Some models default to sounding authoritative and will fill brackets with plausible-looking data rather than leave them empty. If that happens, be more explicit: "If you are not certain this is accurate, write PLACEHOLDER in capital letters instead of a number." The all-caps signal is harder for the model to gloss over than a bracket. Then review every instance of "PLACEHOLDER" before publishing.
Does adding specificity help with AI detectors?
It can, but it is not a guarantee. Most AI detectors score on perplexity and burstiness patterns rather than content specificity alone. Specific writing tends to score better because it breaks the smooth probability distribution that detectors flag, but a draft full of specific facts can still score as AI-generated if the sentence rhythms are uniform. Treat specificity as a quality improvement first and a detector consideration second.
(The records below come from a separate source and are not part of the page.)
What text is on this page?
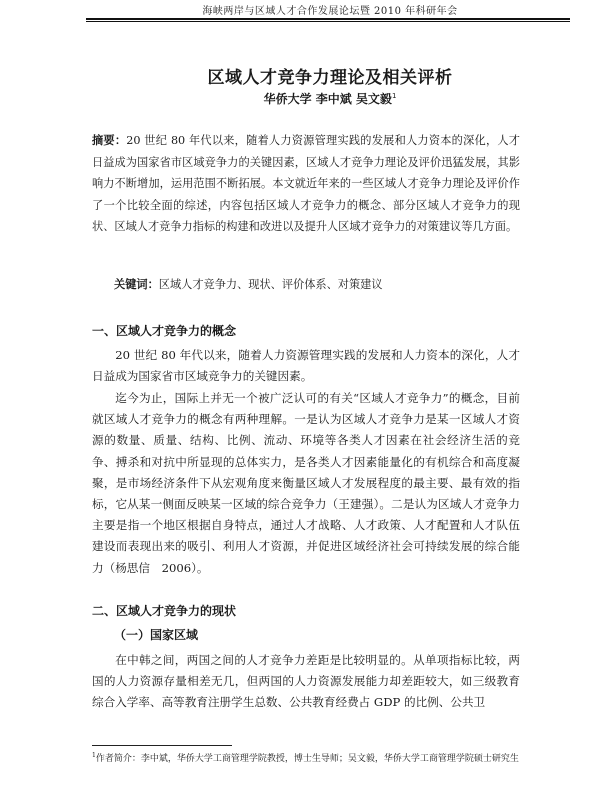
海峡两岸与区域人才合作发展论坛暨 2010 年科研年会
区域人才竞争力理论及相关评析
华侨大学 李中斌 吴文毅$^1$

摘要：20 世纪 80 年代以来，随着人力资源管理实践的发展和人力资本的深化，人才日益成为国家省市区域竞争力的关键因素，区域人才竞争力理论及评价迅猛发展，其影响力不断增加，运用范围不断拓展。本文就近年来的一些区域人才竞争力理论及评价作了一个比较全面的综述，内容包括区域人才竞争力的概念、部分区域人才竞争力的现状、区域人才竞争力指标的构建和改进以及提升人区域才竞争力的对策建议等几方面。

关键词：区域人才竞争力、现状、评价体系、对策建议

一、区域人才竞争力的概念

20 世纪 80 年代以来，随着人力资源管理实践的发展和人力资本的深化，人才日益成为国家省市区域竞争力的关键因素。

迄今为止，国际上并无一个被广泛认可的有关“区域人才竞争力”的概念，目前就区域人才竞争力的概念有两种理解。一是认为区域人才竞争力是某一区域人才资源的数量、质量、结构、比例、流动、环境等各类人才因素在社会经济生活的竞争、搏杀和对抗中所显现的总体实力，是各类人才因素能量化的有机综合和高度凝聚，是市场经济条件下从宏观角度来衡量区域人才发展程度的最主要、最有效的指标，它从某一侧面反映某一区域的综合竞争力（王建强）。二是认为区域人才竞争力主要是指一个地区根据自身特点，通过人才战略、人才政策、人才配置和人才队伍建设而表现出来的吸引、利用人才资源，并促进区域经济社会可持续发展的综合能力（杨思信　2006）。

二、区域人才竞争力的现状

（一）国家区域

在中韩之间，两国之间的人才竞争力差距是比较明显的。从单项指标比较，两国的人力资源存量相差无几，但两国的人力资源发展能力却差距较大，如三级教育综合入学率、高等教育注册学生总数、公共教育经费占 GDP 的比例、公共卫

$^1$作者简介：李中斌，华侨大学工商管理学院教授，博士生导师；吴文毅，华侨大学工商管理学院硕士研究生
How many real data points do I need to supply before the copy feels credible?
One or two per section is usually enough. Specificity operates by implication: if a paragraph contains one genuine, verifiable detail, the reader extends more trust to the surrounding claims. You do not need to footnote every sentence. You need enough real anchors that the copy does not float.
What is the difference between this and just asking the model to "be more specific"?
"Be more specific" is a vague instruction, and models respond to it by adding adjectives or extending sentences. The three-part prompt forces a structural change: it requires the model to produce a number, a name, and a procedural detail, each of which is a different kind of specificity. The constraint is what makes the instruction work.